IDFChief of Staff Lt. Gen. Herzi Halevi has initiated a team of former military officers to investigate the army’s operational collapses in the lead-up to Hamas’s October 7 carnage.
The probe seeks to draw operational findings for the military and will not look into the approaches of the political leadership.
The judgment came 90 days after Hamas undertook its terror onslaught on southern Israel.
Former IDF chief of staff Shaul Mofaz, former Military Intelligence Directorate head Aharon Ze’evi-Farkash, former Southern Command leader Sami Turgeman and former Operations Directorate chief Yoav Har-Even will be among the members of the investigatory team.
The team will probe the acts of the IDF on October 7 and the duration leading up to the Hamas attack.
Responding to the backlash from cabinet ministers, Halevi explained that the investigation would only deal with the IDF’s form of preparedness.
According to Ynet, Halevi told defence officials that he would carry out “a professional investigation by external compliance to investigate the conduct of the army in the war to improve its performance for the future” and reiterated that it would not analyse any aspect of Israel’s reaction on a national-political level.
The IDF had said it would examine the October 7 attack “when we have the operational possibility.”
The military elucidated that it had not yet begun to explore the failures that led to Hamas’s October 7 shock attack, when thousands of terrorists exploded into southern Israel, massacring some 1,200 people and abducting over 240, but assured that “the investigation process is being formulated.”
In a short message, the IDF said the General Staff was choosing the heads of various teams to analyse the incidents surrounding the terror attack. “When things are finalised, they will be reported to the public,” the IDF statement added.
Under the designed probe, Mofaz will examine the IDF General Staff, Ze’evi-Farkash will scrutinise the IDF’s intelligence, Turgeman will investigate the fallen defences on the Gaza border, and Har-Even will analyse the general operational aspects of October 7.
The decision came as a discussion of top ministers planned to arrange for the administration of Gaza following the fight against Hamas completed in a loud and angry conflict between ministers and military arrogance, as right-wing lawmakers screamed foul over the objectives for the IDF to probe its own mistakes.
The altercation saw right-wing politicians, including some from Prime Minister Benjamin Netanyahu’s Likud party, aim Halevi over both the inquest timing and Mofaz, a former politician.
The rivalry brought to the surface long-simmering strains between the military and some in the hard-right bloc over Israeli policies vis-à-vis the Palestinians, revealing cracks in the essentially harmonious front presented by the ministers since the war broke out three months ago.
It also came as US Secretary of State Antony Blinken was directed to the region for highly expected talks on plans to wind down action and hand over civil authority of Gaza.
According to the reports, Transportation Minister Miri Regev encountered Halevi during the discussion about the probe, with National Security Minister Itamar Ben Gvir, Finance Minister Bezalel Smotrich and Regional Cooperation Minister David Amsalem entering the fray as they required to know why the army had chosen to launch its investigation with fighting ongoing in Gaza.
Minister reportedly said he was angry about the inclusion of Mofaz due to his involvement in the 2005 retreat from Gaza.
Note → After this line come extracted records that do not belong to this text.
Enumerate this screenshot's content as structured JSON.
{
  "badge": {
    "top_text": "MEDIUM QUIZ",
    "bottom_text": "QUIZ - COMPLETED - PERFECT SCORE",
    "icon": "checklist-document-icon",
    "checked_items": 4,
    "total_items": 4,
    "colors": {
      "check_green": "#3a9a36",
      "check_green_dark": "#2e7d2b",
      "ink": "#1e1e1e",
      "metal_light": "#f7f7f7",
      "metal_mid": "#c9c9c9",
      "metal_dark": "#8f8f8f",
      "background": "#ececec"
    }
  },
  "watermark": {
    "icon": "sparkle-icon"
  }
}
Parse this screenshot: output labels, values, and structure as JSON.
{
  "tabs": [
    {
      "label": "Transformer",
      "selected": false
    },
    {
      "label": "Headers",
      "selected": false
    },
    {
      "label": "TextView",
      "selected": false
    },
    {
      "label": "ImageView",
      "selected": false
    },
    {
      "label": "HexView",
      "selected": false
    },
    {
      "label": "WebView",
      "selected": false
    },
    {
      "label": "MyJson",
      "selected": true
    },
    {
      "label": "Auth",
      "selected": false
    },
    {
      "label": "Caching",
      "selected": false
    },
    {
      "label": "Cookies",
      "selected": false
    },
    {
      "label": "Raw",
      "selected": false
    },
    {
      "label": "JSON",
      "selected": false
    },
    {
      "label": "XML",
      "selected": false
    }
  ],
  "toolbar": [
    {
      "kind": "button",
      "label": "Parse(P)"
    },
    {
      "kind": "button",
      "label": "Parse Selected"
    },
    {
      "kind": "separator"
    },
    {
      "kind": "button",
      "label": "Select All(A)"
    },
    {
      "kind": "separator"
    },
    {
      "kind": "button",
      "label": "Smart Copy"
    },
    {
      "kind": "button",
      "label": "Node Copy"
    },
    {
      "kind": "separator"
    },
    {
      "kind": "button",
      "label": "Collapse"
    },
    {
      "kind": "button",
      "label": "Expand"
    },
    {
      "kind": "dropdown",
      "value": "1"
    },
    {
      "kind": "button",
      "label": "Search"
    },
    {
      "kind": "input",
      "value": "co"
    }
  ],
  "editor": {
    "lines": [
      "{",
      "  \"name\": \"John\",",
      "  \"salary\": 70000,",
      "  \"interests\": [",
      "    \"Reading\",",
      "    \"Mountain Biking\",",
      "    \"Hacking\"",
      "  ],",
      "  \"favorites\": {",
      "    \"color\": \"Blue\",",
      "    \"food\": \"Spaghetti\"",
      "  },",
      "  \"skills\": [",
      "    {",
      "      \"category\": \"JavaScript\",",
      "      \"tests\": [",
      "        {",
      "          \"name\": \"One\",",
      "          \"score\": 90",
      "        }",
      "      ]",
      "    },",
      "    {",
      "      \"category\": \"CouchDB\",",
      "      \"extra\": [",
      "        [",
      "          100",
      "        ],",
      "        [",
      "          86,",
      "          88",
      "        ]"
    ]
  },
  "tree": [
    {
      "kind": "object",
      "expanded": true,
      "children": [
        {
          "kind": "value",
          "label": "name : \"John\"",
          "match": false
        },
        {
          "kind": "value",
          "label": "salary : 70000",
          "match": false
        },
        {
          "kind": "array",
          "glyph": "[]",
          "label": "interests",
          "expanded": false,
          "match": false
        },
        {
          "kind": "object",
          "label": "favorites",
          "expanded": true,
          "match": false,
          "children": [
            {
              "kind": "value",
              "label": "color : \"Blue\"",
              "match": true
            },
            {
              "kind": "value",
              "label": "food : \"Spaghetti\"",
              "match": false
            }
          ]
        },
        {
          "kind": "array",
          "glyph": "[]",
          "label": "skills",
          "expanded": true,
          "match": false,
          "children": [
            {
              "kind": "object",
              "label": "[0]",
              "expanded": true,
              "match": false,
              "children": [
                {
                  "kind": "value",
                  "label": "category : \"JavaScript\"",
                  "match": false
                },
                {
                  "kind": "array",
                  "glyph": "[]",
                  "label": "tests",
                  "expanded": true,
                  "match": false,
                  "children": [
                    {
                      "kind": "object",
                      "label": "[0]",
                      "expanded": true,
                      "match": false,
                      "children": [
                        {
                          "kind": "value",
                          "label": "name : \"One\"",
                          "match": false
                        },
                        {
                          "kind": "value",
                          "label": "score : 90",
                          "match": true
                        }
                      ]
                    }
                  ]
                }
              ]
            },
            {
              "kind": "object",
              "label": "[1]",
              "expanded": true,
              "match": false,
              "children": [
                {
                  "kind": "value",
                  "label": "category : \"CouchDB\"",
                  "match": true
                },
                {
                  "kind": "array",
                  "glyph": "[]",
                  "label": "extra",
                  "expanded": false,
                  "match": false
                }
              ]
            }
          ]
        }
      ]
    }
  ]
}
Some on the far-right hope to see the disengagement from the Strip changed in the wake of the war against Hamas and the re-establishment of compensations there.
Smotrich, who leads the far-right Religious Zionism party, supported the attacks on Halevi during the previous night’s cabinet session, writing on X, formerly Twitter, that politicians challenging or criticising military officials do not imply they are not giving full consent to the army amid the war against Hamas in Gaza.
“It is permissible and even desirable to ask the army questions and to criticise it as well,” he wrote. “The attempts to prevent this are undemocratic and very dangerous. This is the first lesson from the initial investigation of the October 7.”